'City of Fallen Branches,' Buffalo NY USA, Breaks All-Time Record with Early Snow Storm

This is in memorial to the fallen and broken trees of Buffalo New York, USA, a community once known as the "City of Trees." Now, according to the Buffalo News:-- "Less than three weeks removed from summer's waning days, a thundering lake-effect snowstorm blitzed Buffalo Niagara on Thursday, knocking out power to more than 100,000 homes, felling large trees and creating havoc for travelers. ... Trees still carrying their autumn leaves became too heavy with snow and their branches crashed to the ground, damaging homes, cars and power lines". A report just heard on National Public Radio indicated that 'nearly every tree was damaged'. Great opportunity for denialists to offer 'So much for global warming?' type comments. But we hope they will at least consider that this is the earliest lake-effect snow ever for Buffalo and the region, certainly coming under the category of 'climatic extreme.' And climate extremes, more frequent and more intense storms, for example, are what climate change is all about.

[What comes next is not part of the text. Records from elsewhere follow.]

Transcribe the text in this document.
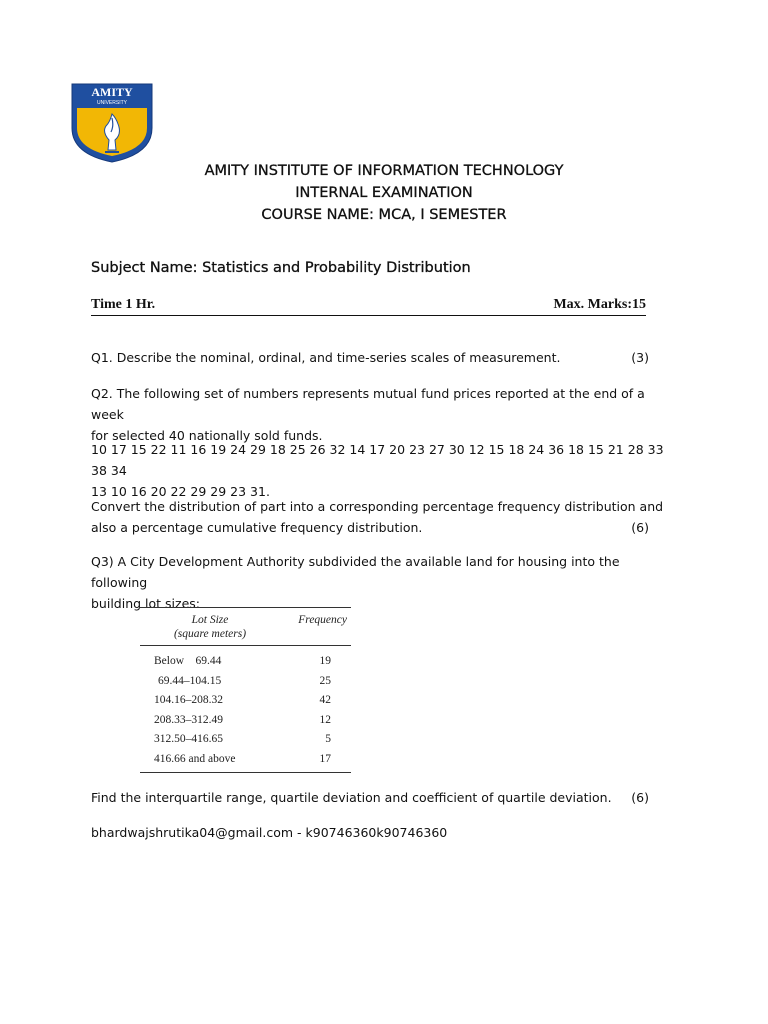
AMITY
UNIVERSITY
AMITY INSTITUTE OF INFORMATION TECHNOLOGY
INTERNAL EXAMINATION
COURSE NAME: MCA, I SEMESTER
Subject Name: Statistics and Probability Distribution
Time 1 Hr.	Max. Marks:15
Q1. Describe the nominal, ordinal, and time-series scales of measurement.	(3)
Q2. The following set of numbers represents mutual fund prices reported at the end of a week
for selected 40 nationally sold funds.
10 17 15 22 11 16 19 24 29 18 25 26 32 14 17 20 23 27 30 12 15 18 24 36 18 15 21 28 33 38 34
13 10 16 20 22 29 29 23 31.
Convert the distribution of part into a corresponding percentage frequency distribution and
also a percentage cumulative frequency distribution.	(6)
Q3) A City Development Authority subdivided the available land for housing into the following
building lot sizes:
Lot Size
(square meters)	Frequency
Below    69.44	19
69.44–104.15	25
104.16–208.32	42
208.33–312.49	12
312.50–416.65	5
416.66 and above	17
Find the interquartile range, quartile deviation and coefficient of quartile deviation. (6)
bhardwajshrutika04@gmail.com - k90746360k90746360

=== update below the foldThe deciduous trees native to Buffalo NY evolved to lose their leaves before the the full onslaught of winter. It is the presence of full leaf cover which made the impact of sticky snow so high. Assume we had no access to meteorological records: this occurance would still appear 'un-natural' in scope, using only the benchmark of climatically driven growth seasons as a reference point.

National media coverage of this Buffalo-area storm failed to convey this point (no surprise), in spite of the fact that it is essential to understanding the potential ecosystem response to climate change. The follow-on impacts could be more signficant than property loss. Examples: native species of encephalitis carrying mosquitoes live in the rain-water holding cavities that result from branches breaking at the main stem of a tree. Several years after a storm like this, an outbreak of encephalitis may result; and a string of early snow storms such as this could lead to devastation of urban tree stands and completely change the character of city parks and streets.